Le cirque de Gavarnie

L'Algérie, j'y suis né le jour du débarquement des Américains, le 8 novembre 1942. J'ai quitté ce pays merveilleux en 1962, pour n'y retourner qu'en août 2004, soit 42 ans plus tard...
Midi-Pyrénées m'a accueilli. J'ai mis du temps pour m'imprégner de Toulouse mais j'ai de suite été charmé par ce massif montagneux et ses rivières vagabondes que je parcours avec amour...Ah ces chères Pyrénées, que je m'y trouve bien ...! Vous y trouverez de nombreux articles dédiés à cette magnifique région et la capitale de Midi Pyrénées : Toulouse
L'Algérie, j'y suis revenu dix fois depuis; j'ai apprécié la chaleur de l'accueil, un accueil inégalé de par le monde.......L'espérance d'abord ...Une relative désillusion ensuite...Pourquoi alors que le pays a un potentiel énorme...Les gens sont perdus et ne savent pus que faire....Les jeunes n'en parlons pas, ils ne trouvent leur salut que dans la fuite....Est-il bon de dénoncer cela?
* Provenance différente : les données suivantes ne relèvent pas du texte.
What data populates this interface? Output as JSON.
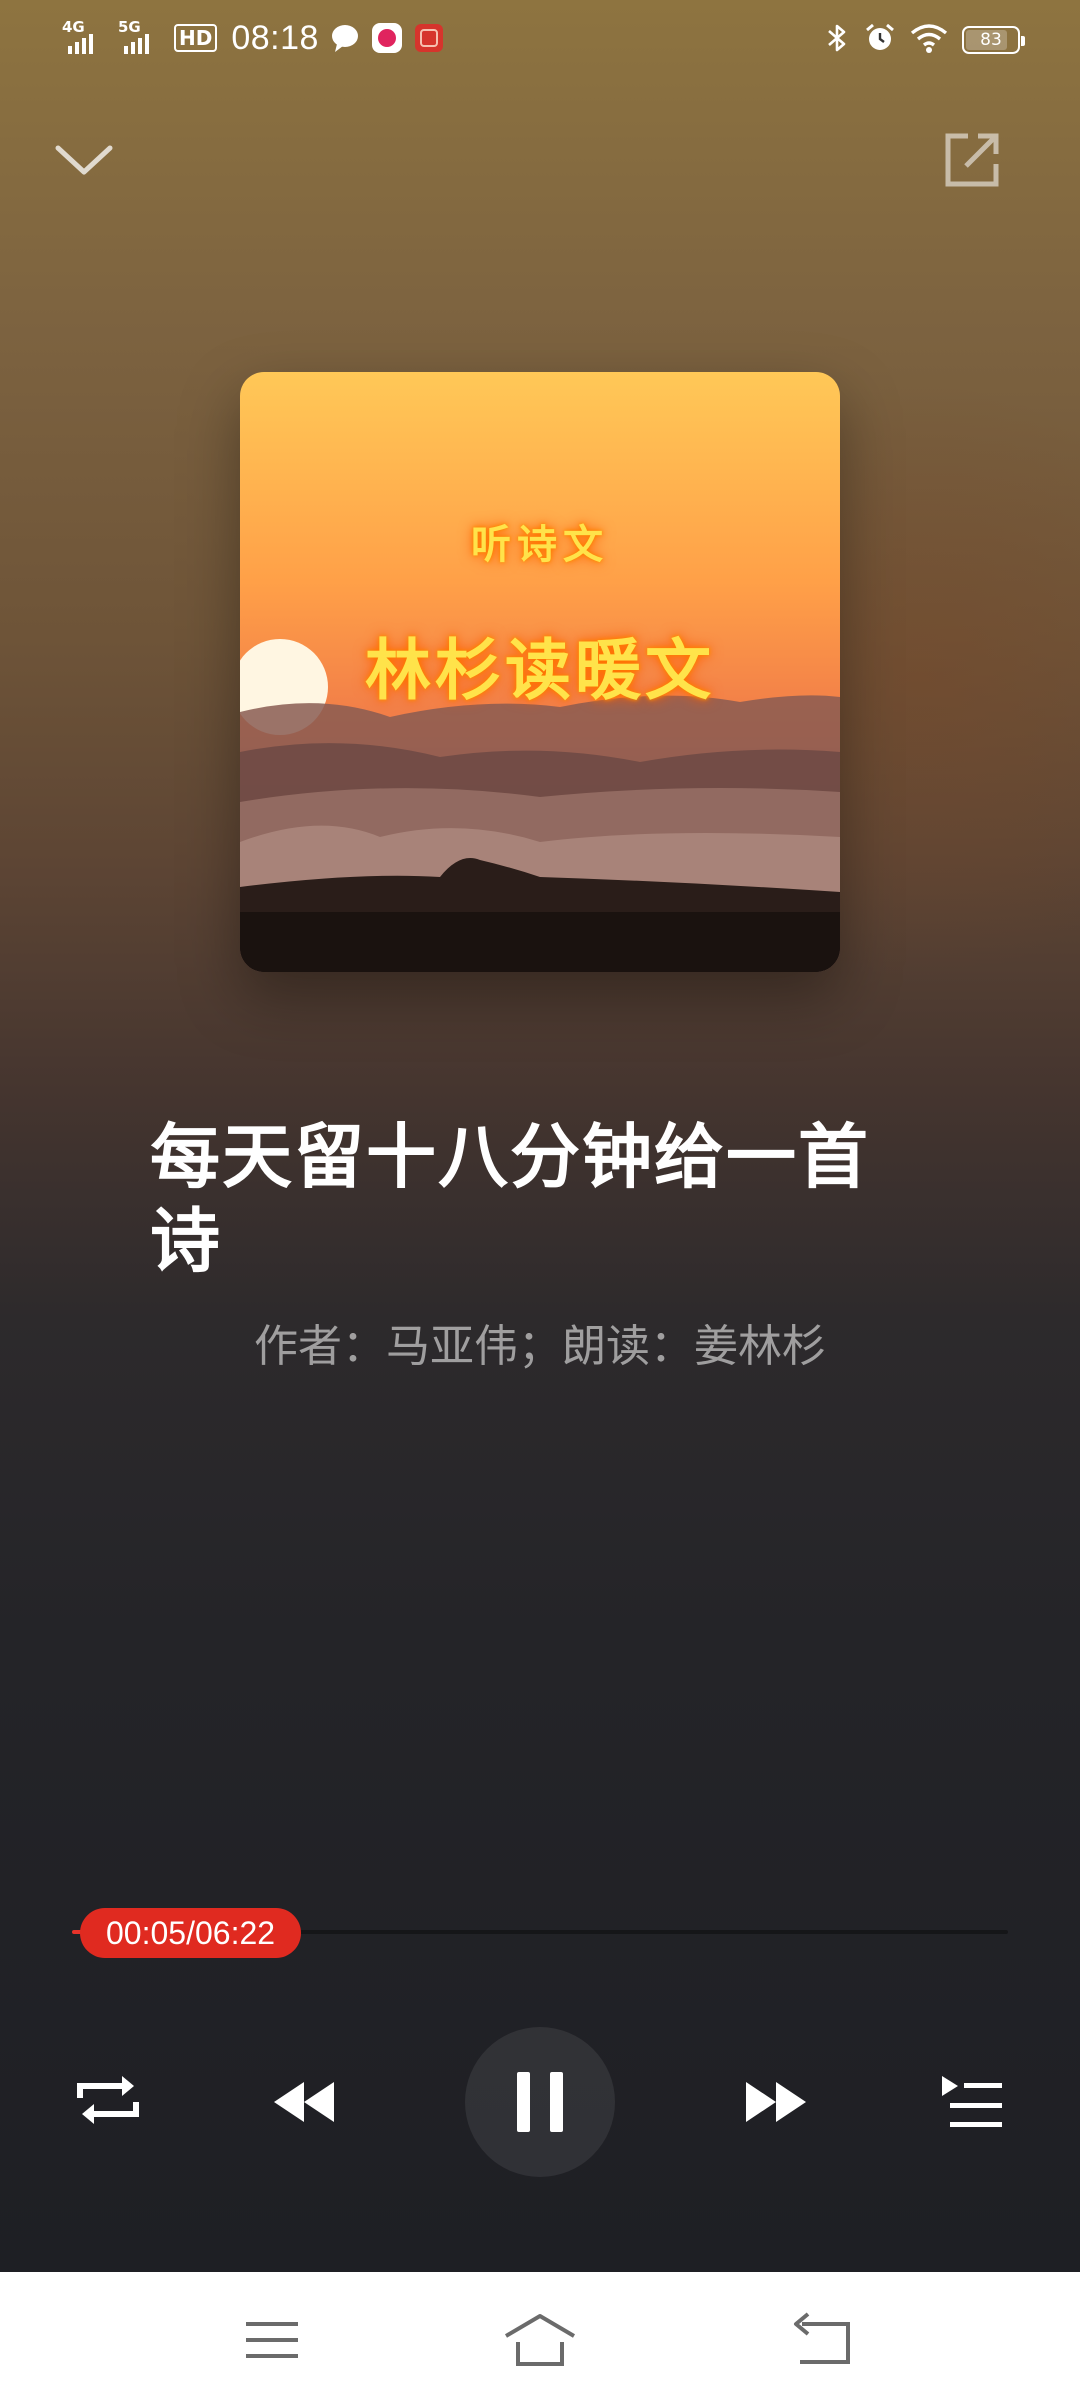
{
  "status_bar": {
    "network_1": "4G",
    "network_2": "5G",
    "hd_label": "HD",
    "time": "08:18",
    "battery": "83",
    "battery_level": 0.83
  },
  "cover": {
    "subtitle": "听诗文",
    "title": "林杉读暖文"
  },
  "song": {
    "title": "每天留十八分钟给一首诗",
    "meta": "作者：马亚伟；朗读：姜林杉"
  },
  "progress": {
    "label": "00:05/06:22",
    "elapsed": "00:05",
    "duration": "06:22",
    "fraction": 0.013
  },
  "colors": {
    "accent": "#e02a20"
  },
  "icons": {
    "collapse": "chevron-down-icon",
    "share": "share-icon",
    "repeat": "repeat-icon",
    "previous": "rewind-icon",
    "pause": "pause-icon",
    "next": "fast-forward-icon",
    "playlist": "playlist-icon",
    "nav_menu": "menu-icon",
    "nav_home": "home-icon",
    "nav_back": "back-icon"
  }
}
Ce n'est pas en se taisant que les choses avanceront.
Il y a un décalage énorme entre la pensée du peuple et des amis que je rencontre régulièrement et les propos tenus dans les divers forums qui reprennent généralement les milieux lobbyistes relayant les consignes gouvernementales...
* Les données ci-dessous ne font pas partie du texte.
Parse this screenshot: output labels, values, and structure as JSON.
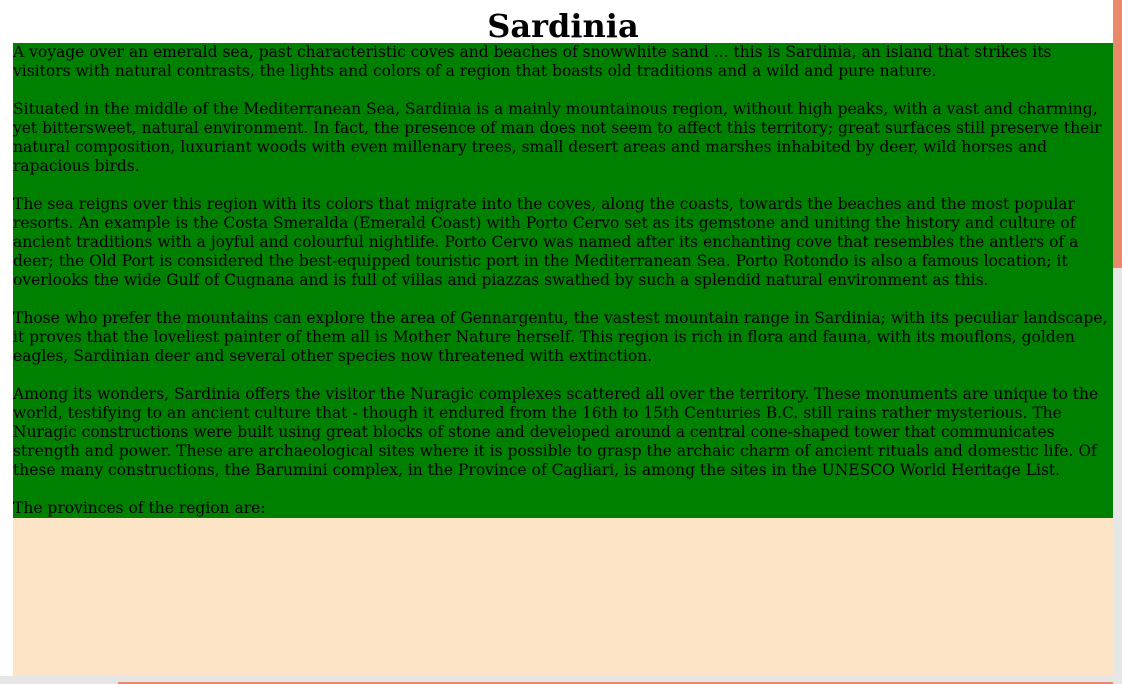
{
  "page": {
    "title": "Sardinia"
  },
  "content": {
    "paragraphs": [
      "A voyage over an emerald sea, past characteristic coves and beaches of snowwhite sand ... this is Sardinia, an island that strikes its visitors with natural contrasts, the lights and colors of a region that boasts old traditions and a wild and pure nature.",
      "Situated in the middle of the Mediterranean Sea, Sardinia is a mainly mountainous region, without high peaks, with a vast and charming, yet bittersweet, natural environment. In fact, the presence of man does not seem to affect this territory; great surfaces still preserve their natural composition, luxuriant woods with even millenary trees, small desert areas and marshes inhabited by deer, wild horses and rapacious birds.",
      "The sea reigns over this region with its colors that migrate into the coves, along the coasts, towards the beaches and the most popular resorts. An example is the Costa Smeralda (Emerald Coast) with Porto Cervo set as its gemstone and uniting the history and culture of ancient traditions with a joyful and colourful nightlife. Porto Cervo was named after its enchanting cove that resembles the antlers of a deer; the Old Port is considered the best-equipped touristic port in the Mediterranean Sea. Porto Rotondo is also a famous location; it overlooks the wide Gulf of Cugnana and is full of villas and piazzas swathed by such a splendid natural environment as this.",
      "Those who prefer the mountains can explore the area of Gennargentu, the vastest mountain range in Sardinia; with its peculiar landscape, it proves that the loveliest painter of them all is Mother Nature herself. This region is rich in flora and fauna, with its mouflons, golden eagles, Sardinian deer and several other species now threatened with extinction.",
      "Among its wonders, Sardinia offers the visitor the Nuragic complexes scattered all over the territory. These monuments are unique to the world, testifying to an ancient culture that - though it endured from the 16th to 15th Centuries B.C. still rains rather mysterious. The Nuragic constructions were built using great blocks of stone and developed around a central cone-shaped tower that communicates strength and power. These are archaeological sites where it is possible to grasp the archaic charm of ancient rituals and domestic life. Of these many constructions, the Barumini complex, in the Province of Cagliari, is among the sites in the UNESCO World Heritage List.",
      "The provinces of the region are:"
    ]
  },
  "colors": {
    "content_background": "#008000",
    "lower_panel_background": "#fde4c6",
    "scrollbar_thumb": "#e8896a",
    "scrollbar_track": "#e6e6e6"
  }
}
Les piliers de l'Algérie, à savoir, armée, religion et tenants du pouvoir sont un frein au développement de l'Algérie ....Le Pays est en veilleuse....Les gens reçoivent des ….sucettes...Juste le nécessaire... pour que ....rien nez bouge....
Pourtant des individus valeureux il y en a ....Mais pourquoi garder des élites qui pourraient remettre en cause une situation permettant aux tenants des institutions de profiter des immenses ressources de l'Algérie. Le peuple devenu passif n'a plus qu'un seul espoir : Dieu envers qui il se retourne de plus en plus...Dieu et la famille, cette famille qui revêt une importance capitale en Algérie.

Le vent de la réforme n'est pas passé en Algérie tant les citoyens sont sclérosés dans les habitudes et les traditions relevant des siècles passés....La réforme voire la révolution passera....à l'heure d'Internet, on ne peut bâillonner le peuple indéfiniment...Cela prendra du temps mais cela se ferra...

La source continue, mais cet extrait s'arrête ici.